The right to take side swipes and lace self-perception with a sense of humour is the key difference between the liberal and the earnest. The earnest person takes his own utterances very seriously and is prone to prickliness at even the mildest criticism, especially when made by a foreigner. For reasons that were grounded in a blend of supreme self-confidence, superciliousness and smugness, the Anglo-Saxon character included a generous measure of liberalism; the Indian, on the other hand, couldn’t quite take full advantage of his theological inheritance because he couldn’t get rid of a big chip on his post-colonial shoulder. Today, thanks in no small measure to post-war immigration, dollops of earnestness have crept into public life in Britain. An obsessive concern with someone else’s sensitivities has cramped Albion’s style and made public discourse less eccentric.

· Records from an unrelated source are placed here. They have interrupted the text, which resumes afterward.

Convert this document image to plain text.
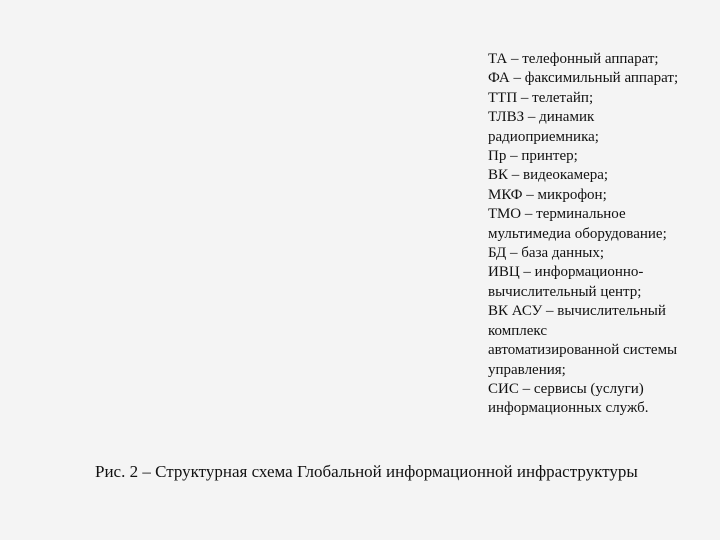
ТА – телефонный аппарат;
ФА – факсимильный аппарат;
ТТП – телетайп;
ТЛВЗ – динамик
радиоприемника;
Пр – принтер;
ВК – видеокамера;
МКФ – микрофон;
ТМО – терминальное
мультимедиа оборудование;
БД – база данных;
ИВЦ – информационно-
вычислительный центр;
ВК АСУ – вычислительный
комплекс
автоматизированной системы
управления;
СИС – сервисы (услуги)
информационных служб.

Рис. 2 – Структурная схема Глобальной информационной инфраструктуры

Yet, there are moments that irreverence claws its way back. Last Tuesday, I attended a small party at The Cartoon Museum in Bloomsbury to celebrate a book on the contentious “God question” by Martin Rowson, one of Britain’s most delightfully provocative cartoonists.
According to Rowson, the idea for the book took shape after he was introduced to a good vicar as the proverbial Atheist At The Party: “The vicar — wearing a collar and tie and a tweed jacket, all the better to trap the unwary — looked me up and down and then leant back with a contemptuous and patronising smile and asked me, as an atheist, how I explained the fact that religion was a universal phenomenon in all human societies. Quick as a flash, and without ever really having thought about it before, I asked him how he could explain exactly the same idea about keeping pets.”

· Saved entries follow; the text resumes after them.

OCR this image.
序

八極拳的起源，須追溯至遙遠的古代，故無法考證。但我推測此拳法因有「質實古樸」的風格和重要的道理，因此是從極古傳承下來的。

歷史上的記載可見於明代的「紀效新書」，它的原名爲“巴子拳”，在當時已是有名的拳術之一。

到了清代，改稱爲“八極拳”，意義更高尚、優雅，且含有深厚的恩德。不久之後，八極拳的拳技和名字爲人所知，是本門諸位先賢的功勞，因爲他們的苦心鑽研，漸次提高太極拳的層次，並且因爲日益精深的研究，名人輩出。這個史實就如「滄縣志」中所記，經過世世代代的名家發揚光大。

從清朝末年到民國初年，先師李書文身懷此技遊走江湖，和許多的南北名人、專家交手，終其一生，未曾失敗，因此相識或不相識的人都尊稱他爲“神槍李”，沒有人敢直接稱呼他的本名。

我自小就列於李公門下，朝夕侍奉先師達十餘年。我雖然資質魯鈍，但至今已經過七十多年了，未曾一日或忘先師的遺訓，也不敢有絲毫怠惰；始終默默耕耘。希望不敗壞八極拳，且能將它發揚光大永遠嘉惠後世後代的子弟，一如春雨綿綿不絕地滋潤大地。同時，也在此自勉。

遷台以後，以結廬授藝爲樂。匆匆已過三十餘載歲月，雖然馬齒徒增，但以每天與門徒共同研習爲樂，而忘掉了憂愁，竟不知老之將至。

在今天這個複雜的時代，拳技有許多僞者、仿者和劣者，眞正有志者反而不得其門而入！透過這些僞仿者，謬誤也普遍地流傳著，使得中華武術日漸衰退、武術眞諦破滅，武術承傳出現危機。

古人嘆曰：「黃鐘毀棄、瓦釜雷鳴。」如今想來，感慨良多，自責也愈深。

The Dog Allusion: Pets, Gods and How to be Human is an enthrallingly crazy monograph that equates veneration of god with the age-old human love for non-humans, particularly dogs and cats. Rowson’s argument is logically compelling: “As I say, for whatever reason, we love our pets. A lot of us love them much more than we love other people, and some of us may even love them more than we love the god or gods we profess to love. But the real point of all this is that, although it’s not often true of other people, in the case of pets and gods, we invariably think they love us back.” The book, naturally, is dedicated to the numerous cats and dogs of the Rowson household, “all of whom died without receiving last rites”.

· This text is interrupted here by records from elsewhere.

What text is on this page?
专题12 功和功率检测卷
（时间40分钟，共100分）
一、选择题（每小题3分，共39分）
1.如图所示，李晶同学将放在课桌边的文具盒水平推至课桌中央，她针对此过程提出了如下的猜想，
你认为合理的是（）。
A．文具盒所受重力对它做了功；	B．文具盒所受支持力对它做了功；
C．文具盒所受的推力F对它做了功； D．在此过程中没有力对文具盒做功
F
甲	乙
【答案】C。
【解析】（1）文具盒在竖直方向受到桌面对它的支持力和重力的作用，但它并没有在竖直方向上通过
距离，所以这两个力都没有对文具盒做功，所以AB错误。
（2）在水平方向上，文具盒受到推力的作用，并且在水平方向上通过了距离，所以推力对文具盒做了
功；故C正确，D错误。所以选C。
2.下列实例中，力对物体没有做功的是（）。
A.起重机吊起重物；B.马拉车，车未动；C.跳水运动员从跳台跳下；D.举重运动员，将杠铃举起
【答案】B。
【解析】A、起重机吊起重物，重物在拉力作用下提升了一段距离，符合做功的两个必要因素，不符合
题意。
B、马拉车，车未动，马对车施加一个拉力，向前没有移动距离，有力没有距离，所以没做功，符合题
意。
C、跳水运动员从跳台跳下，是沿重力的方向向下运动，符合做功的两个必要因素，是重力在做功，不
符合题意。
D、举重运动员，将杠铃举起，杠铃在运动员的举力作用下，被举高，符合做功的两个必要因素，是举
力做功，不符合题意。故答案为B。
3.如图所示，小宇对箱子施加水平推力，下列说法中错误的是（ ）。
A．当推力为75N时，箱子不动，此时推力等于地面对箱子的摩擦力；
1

Rowson has a cartoonist’s mind: he is able to extrapolate the absurd from the seemingly normal. He is naturally provocative, perhaps too provocative for earnest societies where it would be blasphemous to equate the love of god with the love for your pet dog. At the same time, Rowan’s assertion that the believer has a moral equivalence with the non-believer seems almost Hindu in its construct.
The tolerance of intellectual heresy — to be distinguished from the violent extremism of the Osama fan club — is the hallmark of civility and liberalism.
All over the world we seem to be losing this great strength. This is why I chuckled over the self-professed atheist and secularist Rowson’s simple dedication in my copy of his book: “God bless”.